Todos los que estudiamos profesiones vocacionales como la medicina, tenemos un pequeño ego de científicos en nuestro interior. Pero valga recalcar que la medicina sigue siendo un arte, una vocación y una pasión por servir.
En estos tiempos, nos ha tocado vivir con una “hiperpoblacion” (Casi 8 billones de habitantes), algo nunca imaginado. Somos muchos para pocos países. Gobernar esta población en escasas 194 naciones reconocidas como soberanas es casi imposible. Si a eso le agregamos la crisis del liberalismo y las autocracias de las redes sociales, una pandemia como la actual, aturde.
Una de las primeras víctimas de esta pandemia es la democracia.
El COVID 19 no es diferente a todas las formas como nacieron las enfermedades en su momento emergentes, las transmisibles; existen las enfermedades epidémicas no transmisibles que están cobrando más vidasque la ocasionada por el coronavirus como son aquellas derivadas del pésimo estilo de vida. Ejemplos de estas: La obesidad y sus consecuencias. El hambre que se estructuró en muchas regiones subsaharianas y países pobres. Y muchas otras metabólicas.
Podría extenderme en la accidentabilidad, la delincuencia común y la intrafamiliar.
¿Porque comencé este escrito con esta reflexión?
Para explicar lo más sencillo de la pandemia: No sabemos casi nada.
Una enfermedad per-se, tiene su historia natural que consiste en cómo se origina y como se acaba o como acaba con el paciente.
Hasta donde mi memoria recuerda, sabemos que la única enfermedad con historia natural conocida desde la A hasta la Z es el cáncer de cuello uterino que permitió hacer con tiempo,después de muchísimos decesos, intervenir adecuadamente la enfermedad.

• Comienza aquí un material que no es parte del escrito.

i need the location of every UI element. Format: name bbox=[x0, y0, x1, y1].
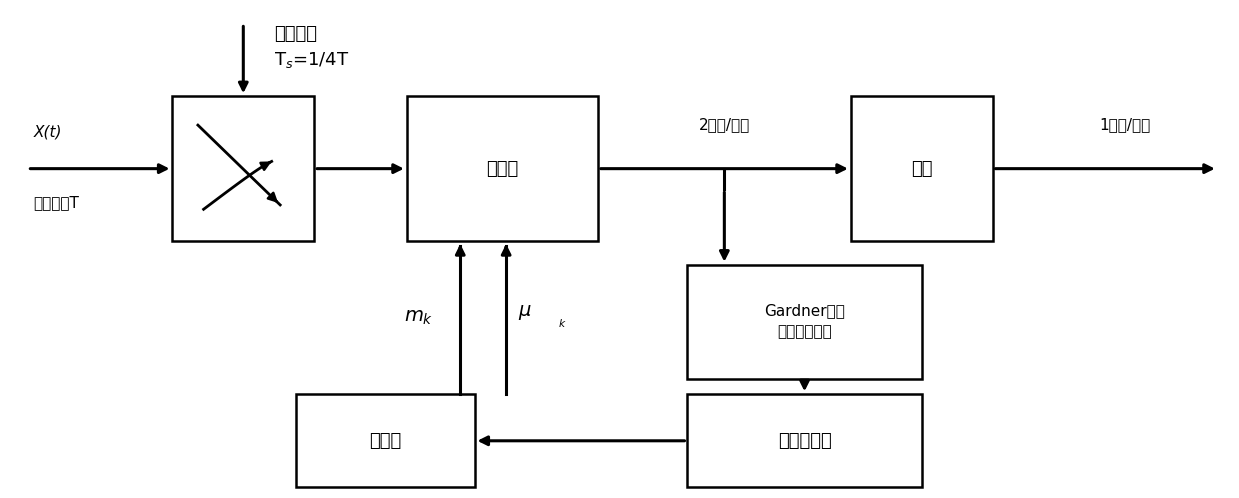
Bar bbox=[406, 96, 598, 241]
Bar bbox=[688, 264, 922, 378]
Text: $\mu$: $\mu$ bbox=[518, 303, 533, 322]
Text: $_k$: $_k$ bbox=[558, 315, 566, 330]
Text: X(t): X(t) bbox=[33, 125, 62, 140]
Text: T$_s$=1/4T: T$_s$=1/4T bbox=[274, 50, 349, 70]
Text: 1取样/符号: 1取样/符号 bbox=[1099, 117, 1151, 132]
Text: 符号周期T: 符号周期T bbox=[33, 195, 79, 210]
Text: Gardner算法
时间误差提取: Gardner算法 时间误差提取 bbox=[764, 304, 845, 340]
Text: 抄取: 抄取 bbox=[911, 160, 933, 178]
Bar bbox=[296, 394, 475, 488]
Bar bbox=[172, 96, 315, 241]
Text: $m_k$: $m_k$ bbox=[404, 308, 434, 327]
Bar bbox=[851, 96, 992, 241]
Text: 环路滤波器: 环路滤波器 bbox=[778, 432, 831, 450]
Text: 控制器: 控制器 bbox=[369, 432, 401, 450]
Bar bbox=[688, 394, 922, 488]
Text: 采样周期: 采样周期 bbox=[274, 25, 317, 43]
Text: 内插器: 内插器 bbox=[486, 160, 518, 178]
Text: 2取样/符号: 2取样/符号 bbox=[699, 117, 750, 132]
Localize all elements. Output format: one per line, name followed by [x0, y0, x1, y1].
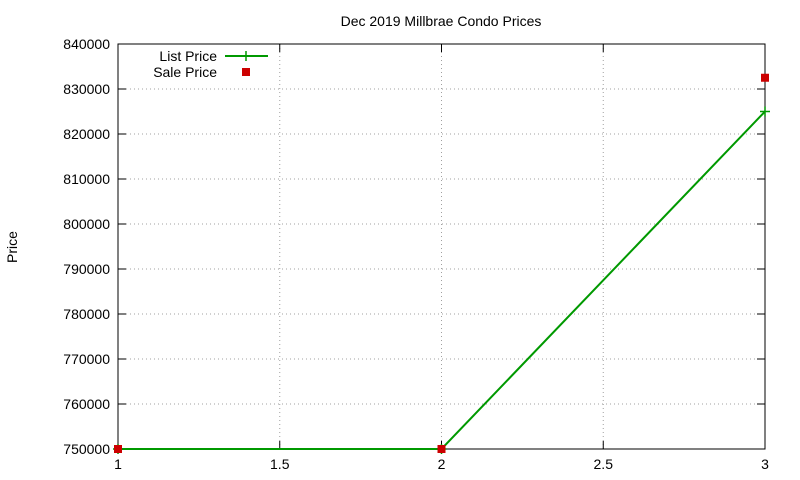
y-tick-label: 800000: [63, 216, 110, 232]
y-axis-label: Price: [4, 231, 20, 263]
y-tick-label: 780000: [63, 306, 110, 322]
y-tick-label: 830000: [63, 81, 110, 97]
legend-label: Sale Price: [153, 64, 217, 80]
sale-price-point: [437, 445, 446, 453]
sale-price-point: [761, 73, 769, 82]
chart-title: Dec 2019 Millbrae Condo Prices: [341, 13, 542, 29]
y-tick-label: 810000: [63, 171, 110, 187]
y-tick-label: 840000: [63, 36, 110, 52]
y-tick-label: 760000: [63, 396, 110, 412]
sale-price-point: [114, 445, 122, 453]
axis-ticks: 750000 760000 770000 780000 790000 800000 8100…: [63, 36, 769, 472]
y-tick-label: 820000: [63, 126, 110, 142]
legend-label: List Price: [159, 48, 217, 64]
grid-lines: [118, 44, 765, 449]
y-tick-label: 750000: [63, 441, 110, 457]
series-sale-price: [114, 73, 769, 453]
x-tick-label: 2.5: [594, 456, 614, 472]
y-tick-label: 790000: [63, 261, 110, 277]
y-tick-label: 770000: [63, 351, 110, 367]
list-price-point: [760, 106, 770, 117]
legend-marker: [242, 68, 250, 76]
legend-marker: [241, 51, 251, 61]
x-tick-label: 1: [114, 456, 122, 472]
data-series: [113, 73, 770, 454]
x-tick-label: 3: [761, 456, 769, 472]
x-tick-label: 1.5: [270, 456, 290, 472]
x-tick-label: 2: [438, 456, 446, 472]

Las otras enfermedades sabemos su etiología, manifestaciones clínicas de fisiopatologías no 100% aclaradas en la mayoría; protocolos de tratamiento que siempre están bajo la lupa de nuevas evidencias. Por eso su estudio constante.
También es cierto que estamos llegando a viejos, emparapetados con soportes vitales y medicamentos que nos permiten vivir bajo un mínimo de bienestar (¿malestar?) físico, mental y emocional para interrelacionarnos con amigos y familias.
¿Qué enfermedades emergentes he visto desde el primer día de clases de escuela de medicina? La primera y más escandalosa en su momento: El SIDA. Luego hay una cantidad enorme de enfermedades infecciosas con características de pestes. SARS 1, H1NI, H5N1, influenza aviar, ébola y otras reemergentes como la enfermedad legionaria, Lyme, hantavirus, enfermedad de las vacas locas y así sucesivamente.
Todas han sido combatidas con medidas higiénicas y comportamiento social.
El COVID 19 no es diferente a todas las anteriores.
Hasta no conocer bien su fisiopatología, el cuadro clínico completo (He propuesto en diferentes grupos de redes sociales crear criterios mayores y menores de la enfermedad). Hasta el sol de hoy siguen apareciendo nuevos signos y síntomas; sumado a esto no hay tratamiento comprobado ni vacuna segura, la cual tomará más tiempo a pesar de las nuevas tecnologías de desarrollo de estas, éticamente no es fácil probarlas en humanos sin el rigor que se exige para las mismas.
Mis sugerencias son: Seguir las recomendaciones de las autoridades oficiales tanto gubernamentales como científicas. Que a su vez sin arrogancias ni megalomanías,nuestros líderes acepten su impotencia y se asesoren bien.
Y, por último, algo que cada día veo menos por las urgencias que cada uno legítimamente tiene: Sentido común.